Even if there were a performance cost (compared to the actual behaviour), it could be easily avoided by using all dims as input_core_dims couldn't it? IIUC, all dims should be broadcasted unless they are in input core dims, so it broadcasting could still be avoided without problem.

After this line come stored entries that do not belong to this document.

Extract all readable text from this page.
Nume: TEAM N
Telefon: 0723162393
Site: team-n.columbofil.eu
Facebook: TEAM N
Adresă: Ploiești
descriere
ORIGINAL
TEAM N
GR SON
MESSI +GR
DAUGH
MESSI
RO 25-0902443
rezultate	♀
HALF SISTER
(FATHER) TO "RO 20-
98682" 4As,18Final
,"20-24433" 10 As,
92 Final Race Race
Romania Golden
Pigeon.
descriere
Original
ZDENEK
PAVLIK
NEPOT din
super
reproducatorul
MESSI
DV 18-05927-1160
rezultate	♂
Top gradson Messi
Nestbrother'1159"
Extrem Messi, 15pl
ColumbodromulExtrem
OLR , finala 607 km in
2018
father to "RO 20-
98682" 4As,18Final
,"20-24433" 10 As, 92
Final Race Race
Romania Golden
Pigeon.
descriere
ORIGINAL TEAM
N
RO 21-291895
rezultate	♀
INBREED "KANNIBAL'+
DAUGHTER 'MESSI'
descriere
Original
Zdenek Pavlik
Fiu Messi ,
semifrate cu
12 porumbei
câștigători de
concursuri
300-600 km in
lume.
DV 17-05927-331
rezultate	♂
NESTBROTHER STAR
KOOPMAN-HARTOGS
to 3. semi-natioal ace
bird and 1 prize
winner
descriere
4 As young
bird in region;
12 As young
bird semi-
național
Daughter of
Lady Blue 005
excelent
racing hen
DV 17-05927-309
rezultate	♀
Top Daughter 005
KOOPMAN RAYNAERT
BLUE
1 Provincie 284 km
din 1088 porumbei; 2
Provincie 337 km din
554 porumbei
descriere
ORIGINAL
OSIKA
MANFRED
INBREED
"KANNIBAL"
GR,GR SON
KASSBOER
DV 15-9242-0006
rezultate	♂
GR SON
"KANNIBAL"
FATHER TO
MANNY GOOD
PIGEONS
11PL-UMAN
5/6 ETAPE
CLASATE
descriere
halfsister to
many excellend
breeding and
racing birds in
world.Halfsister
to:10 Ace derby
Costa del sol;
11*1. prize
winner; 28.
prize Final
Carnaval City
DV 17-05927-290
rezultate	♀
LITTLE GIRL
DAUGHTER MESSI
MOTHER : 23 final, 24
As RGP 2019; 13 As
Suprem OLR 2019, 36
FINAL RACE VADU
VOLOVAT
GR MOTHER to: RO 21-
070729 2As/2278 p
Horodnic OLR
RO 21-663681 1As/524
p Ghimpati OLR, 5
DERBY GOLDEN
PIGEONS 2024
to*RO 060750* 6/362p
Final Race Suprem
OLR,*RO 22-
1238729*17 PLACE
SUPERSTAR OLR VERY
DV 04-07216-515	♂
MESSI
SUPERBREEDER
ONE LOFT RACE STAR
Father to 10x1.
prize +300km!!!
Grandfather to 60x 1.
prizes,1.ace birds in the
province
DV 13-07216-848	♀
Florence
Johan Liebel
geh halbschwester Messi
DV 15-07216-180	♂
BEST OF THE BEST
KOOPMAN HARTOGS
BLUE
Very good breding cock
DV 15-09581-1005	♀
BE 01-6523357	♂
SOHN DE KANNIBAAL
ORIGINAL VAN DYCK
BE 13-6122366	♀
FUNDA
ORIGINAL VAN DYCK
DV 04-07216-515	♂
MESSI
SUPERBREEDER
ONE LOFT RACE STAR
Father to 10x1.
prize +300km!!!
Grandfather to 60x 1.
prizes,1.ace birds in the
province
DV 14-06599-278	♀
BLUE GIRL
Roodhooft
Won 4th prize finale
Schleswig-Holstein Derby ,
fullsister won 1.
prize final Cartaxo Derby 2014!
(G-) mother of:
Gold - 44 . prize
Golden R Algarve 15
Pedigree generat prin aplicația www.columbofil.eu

shoyer commented 5 years ago

With NumPy arrays at least, there is no cost for broadcasting, because it can always be done with views. But even for other array types, inserting size 1 dimensions in the correct location should be basically free, and would be more helpful than what we currently do

On Wed, Jun 19, 2019 at 9:25 PM Oriol Abril notifications@github.com wrote:

I'm trying to think whether there would be any performance cost there - i.e. are there any arrays where preemptive broadcasting would be both expensive and unnecessary?

Even if there were a performance cost (compared to the actual behaviour), it could be easily avoided by using all dims as input_core_dims couldn't it? IIUC, all dims should be broadcasted unless they are in input core dims, so it broadcasting could still be avoided without problem.

— You are receiving this because you commented. Reply to this email directly, view it on GitHub https://github.com/pydata/xarray/issues/3032?email_source=notifications&email_token=AAJJFVUDJUKKVSXB5DQONF3P3J2YXA5CNFSM4HZEHCZKYY3PNVWWK3TUL52HS4DFVREXG43VMVBW63LNMVXHJKTDN5WW2ZLOORPWSZGODYCXX4Y#issuecomment-503675891, or mute the thread https://github.com/notifications/unsubscribe-auth/AAJJFVTEQBAYTYROYMQNGC3P3J2YXANCNFSM4HZEHCZA .

max-sixty commented 5 years ago

@shoyer thanks for the clarity

@OriolAbril would you mind if we changed this issue to "apply_ufunc should preemptively broadcast"

OriolAbril commented 5 years ago

@max-sixty Not at all, whatever is best. I actually opened the issue without being 100% it was one.